Personally, I would have dispensed a word of caution to Mr. Loeb about these new friends of his had I been his personal lawyer. Something like this:
“These folks have an agenda of their own. To them, this is ‘Impact Litigation,’ a lawsuit brought to mold public opinion and shape public policy. Sometimes that political agenda gets aided when a lawsuit loses because it gives the activist an injustice to publicize. Given that you are not personally named as a party to this suit, these people are probably entirely capable of derailing your litigation objectives should circumstances ever come to pass that their objectives deviate from yours. They consider you dispensable, because in their minds, they’re trying to save millions of babies’ lives, and what could be more important than that? So they won’t want you to ever settle. They’re going to drag the fight on for years to try to get a ruling about whether those embryos can sue, even if Sofía ever agrees to let you put one or both of those embryos in a surrogate, even if the judge indicates that she’s going to make that order without deciding the embryos’ legal standing. So it’s easy for me to see how you could get what you want, but they don’t have what they want yet, and it’s far less clear that they can get what they want than you, so you might lose it all, or face a significant delay, while they do their thing. Now, maybe you’re cool with all that. I need you to be aware of this before you get into bed with them, so you make a decision to do that with your eyes wide open to those risks.
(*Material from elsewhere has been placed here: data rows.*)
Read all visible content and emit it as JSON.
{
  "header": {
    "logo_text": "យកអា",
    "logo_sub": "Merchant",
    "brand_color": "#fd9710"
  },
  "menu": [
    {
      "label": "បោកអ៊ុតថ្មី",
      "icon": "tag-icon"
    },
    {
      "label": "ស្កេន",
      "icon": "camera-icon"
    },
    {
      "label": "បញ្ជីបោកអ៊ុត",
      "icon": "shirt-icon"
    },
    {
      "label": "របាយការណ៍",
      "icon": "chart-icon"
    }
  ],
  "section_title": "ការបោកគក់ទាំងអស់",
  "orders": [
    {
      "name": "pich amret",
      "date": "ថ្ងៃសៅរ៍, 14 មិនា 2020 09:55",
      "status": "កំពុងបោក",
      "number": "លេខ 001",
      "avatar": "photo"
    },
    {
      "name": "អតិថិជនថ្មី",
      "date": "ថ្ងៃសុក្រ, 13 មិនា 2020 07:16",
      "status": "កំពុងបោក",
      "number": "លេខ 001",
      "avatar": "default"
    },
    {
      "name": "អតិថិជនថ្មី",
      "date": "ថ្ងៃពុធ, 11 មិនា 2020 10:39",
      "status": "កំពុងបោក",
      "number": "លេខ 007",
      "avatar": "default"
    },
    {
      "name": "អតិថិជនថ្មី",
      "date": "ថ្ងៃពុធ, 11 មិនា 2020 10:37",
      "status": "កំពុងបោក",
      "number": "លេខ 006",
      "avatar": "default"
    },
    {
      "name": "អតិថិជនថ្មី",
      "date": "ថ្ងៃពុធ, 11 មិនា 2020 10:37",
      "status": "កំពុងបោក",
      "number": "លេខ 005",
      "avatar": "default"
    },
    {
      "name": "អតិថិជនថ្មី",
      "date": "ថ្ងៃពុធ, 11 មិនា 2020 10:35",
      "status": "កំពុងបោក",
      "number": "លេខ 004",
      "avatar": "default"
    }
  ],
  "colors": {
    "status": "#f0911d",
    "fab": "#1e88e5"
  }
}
Go think about it on your own before you decide.”
Not that I’d have expected such a speech to slow my client down one bit, because cognate speeches have never once changed my clients’ minds in the past, sometimes to their later woe. Like so many of my clients in the past, Mr. Loeb no doubt simply cannot imagine that his allies’ goals would ever be in any way different from his. He may well be a pro-life True Believer himself, which is his right and perhaps which may lens his personal agenda for the suit, which is also his right. Still, I’d have warned him, just in case. I shall presume that his actual lawyers did exactly this.